I opened the little side gate and went up the drive. But long before I reached the Spanish-style, over-decorated front door with the great gold knocker, my travel rug had become a real embarrassment. First of all, it was so full of water, it now weighed more than I did, and secondly, I could tell from my hands that the colours (which were many and varied) had started to run. However, the male animal being what he is, I stuck with it and knocked the knocker.
Five minutes later, I had not only knocked the knocker senseless, but had instigated many a fine medley of tunes from Fiddler on the Roof. Neither the bangs nor the chimes produced a response. I stealthily moved across a flowerbed full of early geraniums, and looked in the nearest window. It was quite a shock. Vivian Stone had either completely changed his ideas on furnishings, or he had gone. The room was as the builder sold it. Empty. Completely empty. Not a curtain, not a rug, not a chair, not a picture.
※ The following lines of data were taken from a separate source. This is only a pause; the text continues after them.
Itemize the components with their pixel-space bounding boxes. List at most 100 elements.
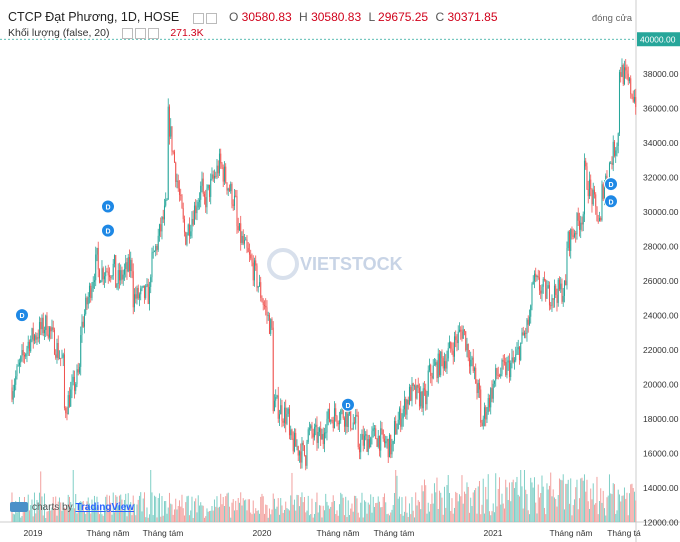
candle-body bbox=[496, 368, 498, 376]
candle-body bbox=[596, 206, 598, 221]
candle-body bbox=[155, 245, 157, 252]
candle-body bbox=[488, 398, 490, 408]
candle-body bbox=[370, 437, 372, 448]
volume-bar bbox=[91, 499, 93, 522]
candle-body bbox=[463, 329, 465, 332]
dividend-marker[interactable]: D bbox=[15, 308, 29, 323]
volume-bar bbox=[352, 511, 354, 522]
volume-bar bbox=[343, 515, 345, 522]
volume-bar bbox=[421, 485, 423, 522]
candle-body bbox=[55, 354, 57, 358]
volume-bar bbox=[33, 492, 35, 522]
candle-body bbox=[293, 432, 295, 452]
dividend-marker[interactable]: D bbox=[101, 223, 115, 238]
price-tick-label: 30000.00 bbox=[643, 207, 679, 217]
time-tick-label: Tháng tám bbox=[374, 528, 415, 538]
hide-icon[interactable] bbox=[192, 13, 204, 25]
candle-body bbox=[628, 78, 630, 81]
candle-body bbox=[72, 376, 74, 382]
volume-bar bbox=[168, 492, 170, 522]
volume-bar bbox=[161, 496, 163, 522]
volume-bar bbox=[542, 486, 544, 522]
volume-bar bbox=[441, 497, 443, 522]
volume-bar bbox=[560, 479, 562, 522]
volume-bar bbox=[393, 492, 395, 522]
volume-bar bbox=[521, 486, 523, 522]
volume-bar bbox=[626, 492, 628, 522]
time-tick-label: Tháng tá bbox=[607, 528, 641, 538]
dividend-marker[interactable]: D bbox=[604, 194, 618, 209]
candle-body bbox=[457, 331, 459, 344]
candle-body bbox=[15, 376, 17, 385]
volume-bar bbox=[628, 493, 630, 522]
settings-icon[interactable] bbox=[205, 13, 217, 25]
legend-controls[interactable] bbox=[192, 11, 219, 25]
candle-body bbox=[593, 189, 595, 195]
candle-body bbox=[267, 315, 269, 317]
volume-bar bbox=[160, 516, 162, 522]
candle-body bbox=[112, 263, 114, 276]
candle-body bbox=[475, 367, 477, 384]
candle-body bbox=[198, 199, 200, 203]
close-icon[interactable] bbox=[148, 27, 160, 39]
volume-bar bbox=[470, 497, 472, 522]
volume-bar bbox=[398, 496, 400, 522]
candle-body bbox=[327, 409, 329, 419]
candle-body bbox=[100, 280, 102, 283]
volume-bar bbox=[56, 515, 58, 522]
volume-bar bbox=[123, 500, 125, 522]
volume-bar bbox=[205, 516, 207, 522]
volume-bar bbox=[28, 510, 30, 522]
volume-bar bbox=[335, 514, 337, 522]
candle-body bbox=[256, 265, 258, 288]
last-price-tag bbox=[637, 32, 680, 47]
candle-body bbox=[461, 331, 463, 339]
dividend-marker[interactable]: D bbox=[101, 199, 115, 214]
volume-bar bbox=[132, 495, 134, 522]
volume-bar bbox=[90, 513, 92, 522]
chart-header: CTCP Đạt Phương, 1D, HOSE O 30580.83 H 3… bbox=[8, 10, 498, 25]
candle-body bbox=[356, 414, 358, 416]
candle-body bbox=[111, 275, 113, 278]
volume-bar bbox=[238, 502, 240, 522]
volume-bar bbox=[136, 504, 138, 522]
tradingview-attribution[interactable]: charts by TradingView bbox=[10, 502, 134, 513]
hide-icon[interactable] bbox=[122, 27, 134, 39]
candle-body bbox=[188, 224, 190, 237]
volume-bar bbox=[445, 507, 447, 522]
candle-body bbox=[622, 65, 624, 85]
candle-body bbox=[301, 442, 303, 463]
candle-body bbox=[241, 235, 243, 243]
candle-body bbox=[492, 383, 494, 399]
candle-body bbox=[21, 350, 23, 357]
candle-body bbox=[78, 366, 80, 373]
candle-body bbox=[393, 421, 395, 441]
candle-body bbox=[412, 383, 414, 386]
dividend-marker[interactable]: D bbox=[604, 177, 618, 192]
candle-body bbox=[105, 271, 107, 277]
candle-body bbox=[177, 180, 179, 189]
volume-label[interactable]: Khối lượng (false, 20) bbox=[8, 27, 110, 39]
tradingview-link[interactable]: TradingView bbox=[75, 502, 135, 513]
volume-bar bbox=[76, 513, 78, 522]
candle-body bbox=[287, 408, 289, 414]
volume-bar bbox=[166, 513, 168, 522]
volume-bar bbox=[351, 503, 353, 522]
volume-bar bbox=[323, 510, 325, 522]
volume-bar bbox=[72, 470, 74, 522]
symbol-title[interactable]: CTCP Đạt Phương, 1D, HOSE bbox=[8, 10, 180, 24]
volume-bar bbox=[151, 492, 153, 522]
dividend-marker[interactable]: D bbox=[341, 397, 355, 412]
settings-icon[interactable] bbox=[135, 27, 147, 39]
volume-legend-controls[interactable] bbox=[122, 27, 161, 39]
candle-body bbox=[515, 354, 517, 361]
candle-body bbox=[446, 358, 448, 369]
volume-bar bbox=[262, 496, 264, 522]
volume-bar bbox=[425, 485, 427, 522]
volume-bar bbox=[408, 503, 410, 522]
volume-bar bbox=[145, 517, 147, 522]
candle-body bbox=[296, 446, 298, 448]
volume-bar bbox=[52, 496, 54, 522]
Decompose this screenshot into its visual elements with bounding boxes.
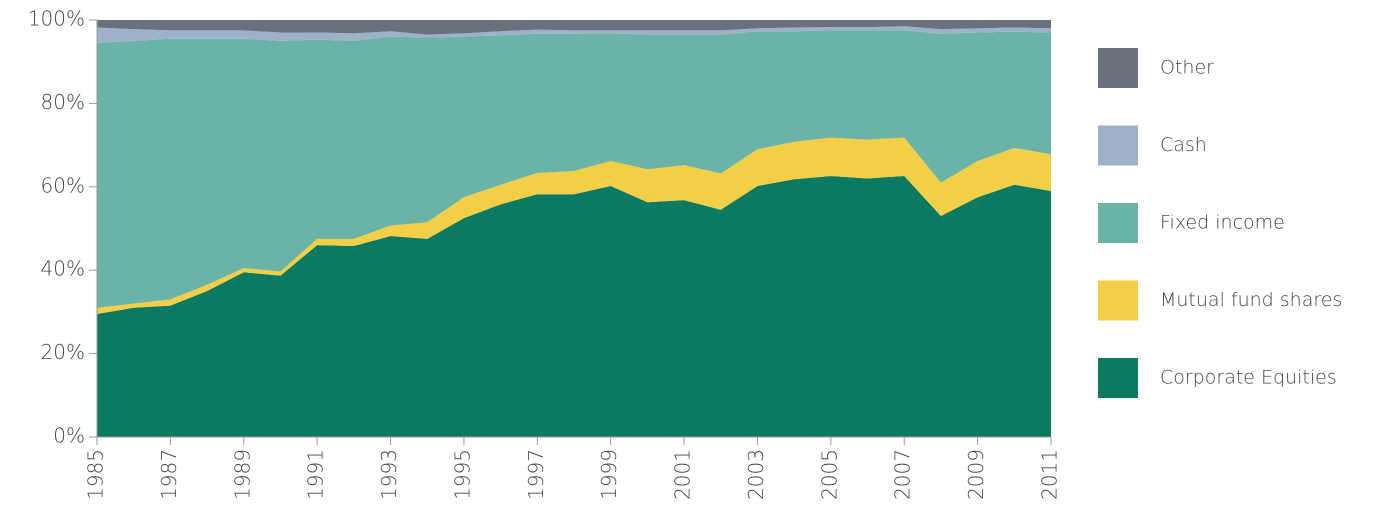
legend-label: Cash — [1160, 134, 1207, 156]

I stepped back on a geranium, and looked up at all the other windows I could see; not a curtain in sight, no lights, nothing. I quickly ran around the outside of the house, peering in every window on the ground floor. A big fat zero. Mr Stone had left Branksome Chine behind him. And goodness knows where he had gone, and, what’s more important, what he had taken with him. Like Monsieur Vincent’s toys,
for instance. And maybe my future.
Round the back of the house, the surface of the pool skipped and jumped with the huge raindrops, and it was hard to imagine the scene of only a few days before. I wondered if Mrs Stone had taken off with him, complete with her Trollope. I made my soggy way over to the garages, but they were locked as I had expected. I tried to look in the window at the side, but it was too high. I gathered together a heap of large stones from the nearby rockery, and stood on those and peered in. It was then I felt the firm hand on my shoulder. I jumped.
‘Just hold it there, sir or madam. Step down slowly and don’t try anything.’
I did and I didn’t. My heart was going five hundred to the dozen as I slowly lifted the sodden rug aside to see who my captor was. To my relief, it was a policeman.
‘Look officer, I wasn’t doing anything. I just called on Mr Stone, and was amazed to find he’d gone, that’s all.’
He quickly frisked me, to see if I was bristling with firearms.
‘That may be, sir. But I think you had better come down to the station with me, just in case.’
He began leading me back up the drive towards a flashing blue lamp I could now see parked ahead of my Beetle.
‘Look,’ I protested, ‘that’s my car behind yours. It’s got my cat in it. Would I bring my cat along with me if I was a burglar?’
He looked at me through the sheets of rain and smiled. ‘I suppose you might, sir, if you were a cat burglar.’
He sniggered, and I should have seen it coming. None of my protests made any difference. I sat beside him in the nice white Ford with the flashing light all the way to the station. But he did have the decency to radio for one of his colleagues to come and pick up the Beetle. Poor old Bing. He would begin to feel he was mixing with the wrong kind of company, and he would probably be right.